Wen-Cheng shook his head. “I want to do this. For you, Sunny. I know how much it means to you.” He tilted his head. “There is something I do not quite understand, though.”
She braced for another intimate inquiry. “Oh?”
“There is so much poverty and need here among the local Chinese. The coolies, the beggars, the sampan families … Why do you choose to work at a Jewish refugee hospital?”
She shrugged. “They are in need too, Wen-Cheng.”
“I realize,” he said. “Why them in particular? Why cross the bridge every day and face the taunts and threats from the
Rìben guazi
—” he used the Shanghainese pejorative for “Japanese devils”—”for people you do not know and have no connection to?”
She hesitated a moment. “The hospital is so basic and the need so great. And I speak their language. I love my work at the Country Hospital, but I am one of many nurses there. At the refugee hospital, sometimes I am the
only
nurse on duty. It feels good to make a little difference.”

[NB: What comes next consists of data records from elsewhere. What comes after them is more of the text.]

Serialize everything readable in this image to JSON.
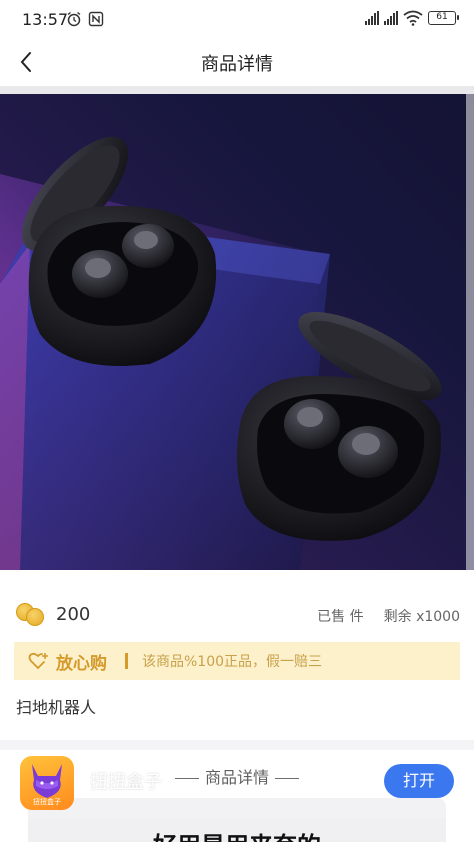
{
  "status_bar": {
    "time": "13:57",
    "battery": "61",
    "left_icons": [
      "alarm-icon",
      "nfc-icon"
    ],
    "right_icons": [
      "hd-signal-icon",
      "hd-signal-icon",
      "wifi-icon",
      "battery-icon"
    ]
  },
  "nav": {
    "title": "商品详情",
    "back_icon": "back-arrow-icon"
  },
  "product": {
    "price": "200",
    "sold_label": "已售 件",
    "remaining_label": "剩余 x1000",
    "name": "扫地机器人",
    "image_icon": "product-image"
  },
  "assurance": {
    "title": "放心购",
    "text": "该商品%100正品，假一赔三",
    "icon": "heart-plus-icon",
    "color": "#d49a2b",
    "background": "#fdf1cc"
  },
  "details": {
    "heading": "商品详情",
    "text": "好用是用来夸的"
  },
  "app_banner": {
    "name": "扭扭盒子",
    "logo_label": "扭扭盒子",
    "open_label": "打开",
    "button_color": "#3b78f0"
  }
}
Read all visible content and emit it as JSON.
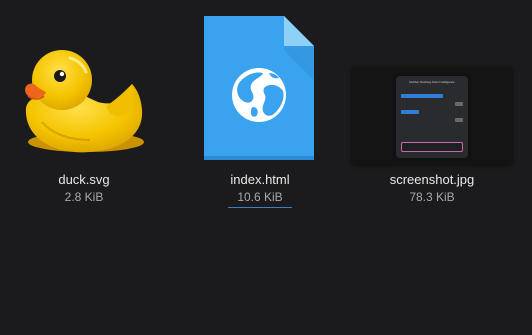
{
  "files": [
    {
      "name": "duck.svg",
      "size": "2.8 KiB",
      "icon": "rubber-duck-icon",
      "colors": {
        "body": "#f5c400",
        "shade": "#d9a300",
        "beak": "#f0651d"
      }
    },
    {
      "name": "index.html",
      "size": "10.6 KiB",
      "icon": "html-document-globe-icon",
      "focused": true,
      "colors": {
        "page": "#3aa3f0",
        "fold": "#8fd0f7",
        "globe": "#ffffff"
      }
    },
    {
      "name": "screenshot.jpg",
      "size": "78.3 KiB",
      "icon": "image-thumbnail",
      "thumbnail": {
        "title": "Rubber Ducking Actor Intelligence"
      }
    }
  ],
  "theme": {
    "background": "#1b1b1d",
    "name_color": "#e8e8e8",
    "size_color": "#a9a9a9",
    "focus_underline": "#3d7fbf"
  }
}
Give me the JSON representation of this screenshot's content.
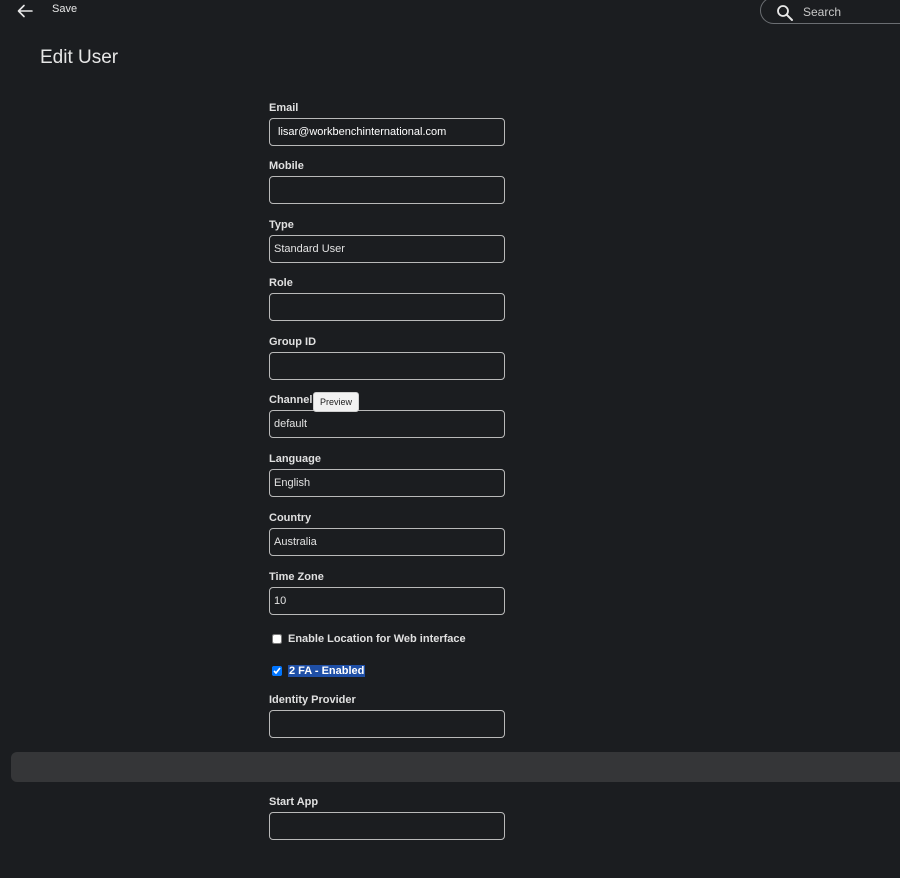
{
  "toolbar": {
    "back_icon": "arrow-left-icon",
    "save_label": "Save",
    "search_placeholder": "Search",
    "search_icon": "search-icon"
  },
  "page": {
    "title": "Edit User"
  },
  "form": {
    "email": {
      "label": "Email",
      "value": "lisar@workbenchinternational.com"
    },
    "mobile": {
      "label": "Mobile",
      "value": ""
    },
    "type": {
      "label": "Type",
      "value": "Standard User"
    },
    "role": {
      "label": "Role",
      "value": ""
    },
    "group_id": {
      "label": "Group ID",
      "value": ""
    },
    "channel": {
      "label": "Channel",
      "value": "default",
      "tooltip": "Preview"
    },
    "language": {
      "label": "Language",
      "value": "English"
    },
    "country": {
      "label": "Country",
      "value": "Australia"
    },
    "time_zone": {
      "label": "Time Zone",
      "value": "10"
    },
    "enable_location": {
      "label": "Enable Location for Web interface",
      "checked": false
    },
    "two_fa": {
      "label": "2 FA - Enabled",
      "checked": true
    },
    "identity_provider": {
      "label": "Identity Provider",
      "value": ""
    },
    "start_app": {
      "label": "Start App",
      "value": ""
    }
  },
  "colors": {
    "background": "#1b1d20",
    "input_border": "#b9b9b9",
    "selection": "#1f4fa6",
    "band": "#353638"
  }
}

“It seems to me that you make a big difference.”
“There is more to it, Wen-Cheng. Those refugees … they don’t belong here.”
“Why not?” he asked. “Shanghai already has an established Jewish population.”
“Yes, but the German refugees are not like the other Jews. They don’t call Shanghai home. They don’t even have a home. They’re outcasts.” Her voice dropped to near a whisper. “I know a little about how it feels not to belong.”
Wen-Cheng stared at her for a long moment. He reached out and laid his hands on her shoulders. Sunny did not resist as he pulled her closer. His warm breath tickled her face as his lips skittered across her cheek. She hungered for the taste of his mouth and the feel of his body pressed against her, but just as his lips touched hers, the cold reality of their circumstances doused her arousal. She stepped back and wriggled free of his grip.